De Gele lis is een opvallende oeverplant langs de slootkanten. De soort hoort binnen de hoofdgroep van de Asperge-achtigen, tot de Lissenfamilie en staat in de verlandingszone, maar soms ook op goed vochtig blijvende bodem. Zij breidt zich uit met ondergrondse wortelstokken.
Uit deze wortelstokken komen lange, smalle in elkaar gevouwen bladeren tevoorschijn die onderin paarsig kleuren. In een doorsnede is goed te zien dat in de scheden van de van de bladeren luchtkanalen lopen om de onderwater staande en ondergrondse delen van lucht kunnen voorzien.

Gele lis
Aan de bloemstengel ontstaan een aantal bloemen. De grote zwavelgele drietallige bloemen hebben een bijzondere vorm.
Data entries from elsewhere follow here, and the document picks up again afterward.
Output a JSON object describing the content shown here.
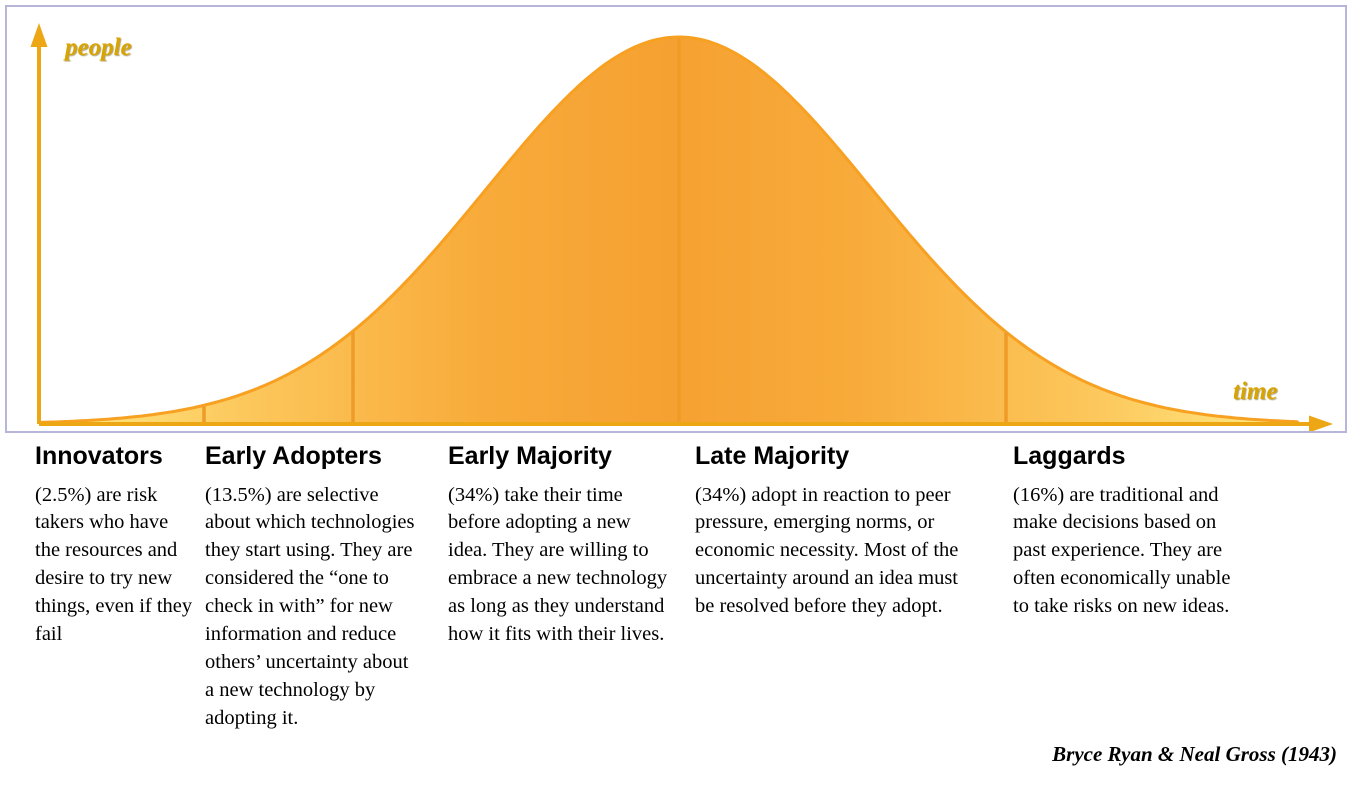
{
  "axes": {
    "y_label": "people",
    "x_label": "time"
  },
  "segments": [
    {
      "title": "Innovators",
      "description": "(2.5%) are risk takers who have the resources and desire to try new things, even if they fail"
    },
    {
      "title": "Early Adopters",
      "description": "(13.5%) are selective about which technologies they start using. They are considered the “one to check in with” for new information and reduce others’ uncertainty about a new technology by adopting it."
    },
    {
      "title": "Early Majority",
      "description": "(34%) take their time before adopting a new idea. They are willing to embrace a new technology as long as they understand how it fits with their lives."
    },
    {
      "title": "Late Majority",
      "description": "(34%) adopt in reaction to peer pressure, emerging norms, or economic necessity. Most of the uncertainty around an idea must be resolved before they adopt."
    },
    {
      "title": "Laggards",
      "description": "(16%) are traditional and make decisions based on past experience. They are often economically unable to take risks on new ideas."
    }
  ],
  "attribution": "Bryce Ryan & Neal Gross (1943)",
  "colors": {
    "curve_stroke": "#f7a021",
    "fill_edge": "#ffea85",
    "fill_mid": "#fcc65a",
    "fill_center": "#f5a132",
    "axis": "#eda715",
    "axis_label": "#d9a400",
    "frame_border": "#b8b5db",
    "divider": "#ef9b28",
    "text": "#000000"
  },
  "chart_data": {
    "type": "area",
    "title": "",
    "xlabel": "time",
    "ylabel": "people",
    "distribution": "normal",
    "grid": false,
    "legend_position": "below",
    "categories": [
      "Innovators",
      "Early Adopters",
      "Early Majority",
      "Late Majority",
      "Laggards"
    ],
    "values": [
      2.5,
      13.5,
      34,
      34,
      16
    ],
    "annotations": [
      "Bryce Ryan & Neal Gross (1943)"
    ]
  }
}
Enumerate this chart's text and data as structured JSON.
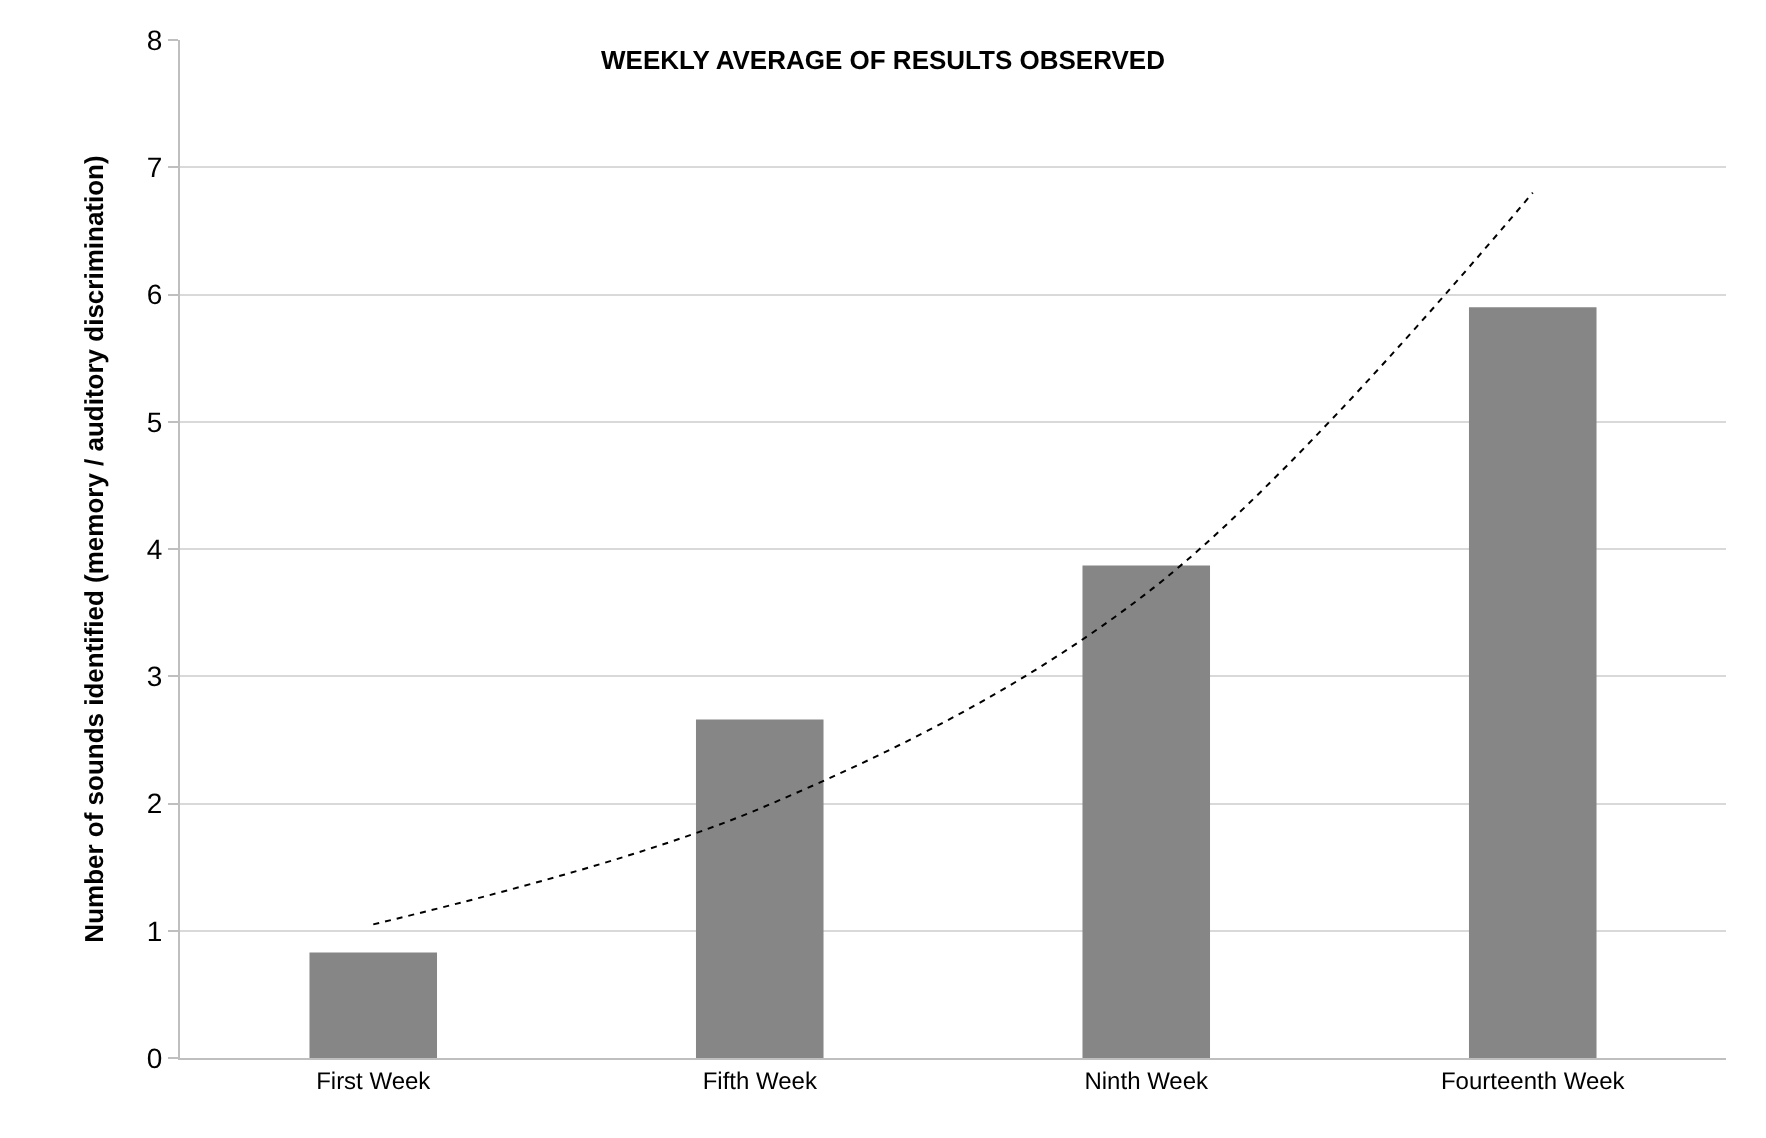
{
  "chart_data": {
    "type": "bar",
    "title": "WEEKLY AVERAGE OF RESULTS OBSERVED",
    "ylabel": "Number of sounds identified (memory / auditory discrimination)",
    "categories": [
      "First Week",
      "Fifth Week",
      "Ninth Week",
      "Fourteenth Week"
    ],
    "series": [
      {
        "color": "#868686",
        "values": [
          0.83,
          2.66,
          3.87,
          5.9
        ]
      },
      {
        "type": "line",
        "color": "#000000",
        "line_style": "dotted",
        "values": [
          1.05,
          1.96,
          3.65,
          6.8
        ]
      }
    ],
    "ylim": [
      0,
      8
    ],
    "yticks": [
      0,
      1,
      2,
      3,
      4,
      5,
      6,
      7,
      8
    ],
    "grid": "y"
  }
}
Zij zijn ongeveer 10 cm. in doorsnede met drie buitenste opvallende bloemdekbladen. Zij zijn breed, spatelvormig. De drie binnenste bloemdekbladen staan rechtop, en zijn zeer smal. Alle bloemdekbladen staan op een korte buis boven het onderstandig vruchtbeginsel.
Als je goed kijkt zie je in de buitenste bloemdekbladen de stijltakken, met aan het uiteinde twee lobben. En waar deze lobben uit elkaar wijken zit het stempel. De meeldraad met de helmknoppen staat voor de stijltak.

Gele Lis – 3 om 3 bloemdekbladen
Onderin de bloem is nectar te vinden voor insecten met een lange tong, bv. hommels. Het bijzondere is dat de bloem eerst mannelijk bloeit, en de hommel krijgt het stuifmeel ofwel pollen mee op zijn rug. De volgende dag is de bloem in de vrouwelijke fase. De stijltak buigt naar voren, en de hommel, op zoek naar nectar strijkt langs de stempel en de pollen van een andere mannelijke bloem blijven achter.
Na de bevruchting verwelken de bloemen snel en ontstaan doosvruchten met drie rijen platte bruine zaden. Deze zaden hebben een groot drijfvermogen en kunnen door stromend water over grote afstand worden vervoerd.